Although the proposed method utilizes RNNs to model local facial feature sequences, it achieves deepfake discrimination through abnormal facial movement detection and facial landmark time discontinuity detection and exhibits good detection performance and compression resistance. Our method mainly mines the detection performance of each local face region for deep forgery and can effectively learn and model local face regions’ forgery features and patterns. However, since the sample distribution of the FF++ dataset cannot represent all deep forgery techniques, the generalization of this method under the new data distribution is not explicitly guaranteed, which may lead to the degradation of performance in cross-database testing. Research on the generalization problem will be our future goal.

5. Conclusion

The development of deep forgery technology has brought new challenges to the authenticity of media content. The mutual promotion of deep forgery technology and forensics technology is prominent in addressing the challenges brought by deep forgery technology to the media industry. We focus on the consistency of facial key points and corner points’ coordinates and propose a spatiotemporal local feature abstraction (STLFA) framework for facial forgery identification, which establishes local features’ relation via an organ-specific method, which combines abnormal facial movement detection and facial landmark time discontinuity detection to analyze the facial key point, and corner point features frame by frame. It is mainly to detect the consistency of the movement of facial key point coordinates and the facial corner point number variations.

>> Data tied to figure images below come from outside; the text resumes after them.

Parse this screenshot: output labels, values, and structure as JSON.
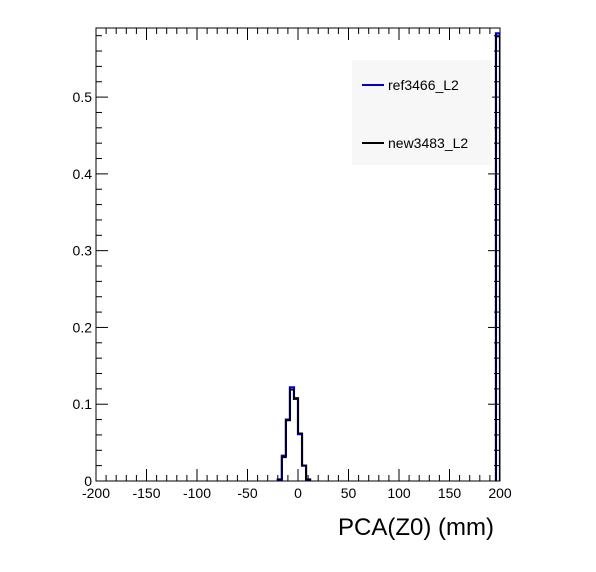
{
  "chart_data": {
    "type": "line",
    "title": "",
    "xlabel": "PCA(Z0) (mm)",
    "ylabel": "",
    "xlim": [
      -200,
      200
    ],
    "ylim": [
      0,
      0.59
    ],
    "x_ticks": [
      -200,
      -150,
      -100,
      -50,
      0,
      50,
      100,
      150,
      200
    ],
    "x_tick_labels": [
      "-200",
      "-150",
      "-100",
      "-50",
      "0",
      "50",
      "100",
      "150",
      "200"
    ],
    "y_ticks": [
      0,
      0.1,
      0.2,
      0.3,
      0.4,
      0.5
    ],
    "y_tick_labels": [
      "0",
      "0.1",
      "0.2",
      "0.3",
      "0.4",
      "0.5"
    ],
    "grid": false,
    "legend_position": "top-right",
    "bin_width": 4,
    "series": [
      {
        "name": "ref3466_L2",
        "color": "#0000cc",
        "bins": [
          {
            "x0": -20,
            "y": 0.002
          },
          {
            "x0": -16,
            "y": 0.033
          },
          {
            "x0": -12,
            "y": 0.08
          },
          {
            "x0": -8,
            "y": 0.122
          },
          {
            "x0": -4,
            "y": 0.107
          },
          {
            "x0": 0,
            "y": 0.061
          },
          {
            "x0": 4,
            "y": 0.02
          },
          {
            "x0": 8,
            "y": 0.002
          },
          {
            "x0": 196,
            "y": 0.583
          }
        ]
      },
      {
        "name": "new3483_L2",
        "color": "#000000",
        "bins": [
          {
            "x0": -20,
            "y": 0.002
          },
          {
            "x0": -16,
            "y": 0.031
          },
          {
            "x0": -12,
            "y": 0.079
          },
          {
            "x0": -8,
            "y": 0.119
          },
          {
            "x0": -4,
            "y": 0.108
          },
          {
            "x0": 0,
            "y": 0.062
          },
          {
            "x0": 4,
            "y": 0.02
          },
          {
            "x0": 8,
            "y": 0.002
          },
          {
            "x0": 196,
            "y": 0.579
          }
        ]
      }
    ]
  }
}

At the same time, the method utilizes the bidirectional RNN to establish the sequence in eight local facial regions to model the facial shape pattern, the key point movement pattern, and the corner point number variations.

Experimental results show that our method performs better than some existing methods and achieves good anticompression forgery face detection performance on FF++. At the same time, for the detection of face forgery, the generalization ability under cross-dataset testing is also important. Therefore, a robust method with strong generalization ability is the goal of our future work.

Data Availability

The data used to support the findings of this study are available from the corresponding author upon request.

Conflicts of Interest

The authors declare that they have no conflicts of interest regarding the publication of this paper.

Acknowledgments

This research was supported by the National Fiscal Expenditure Program of China under grant 130016000000200003.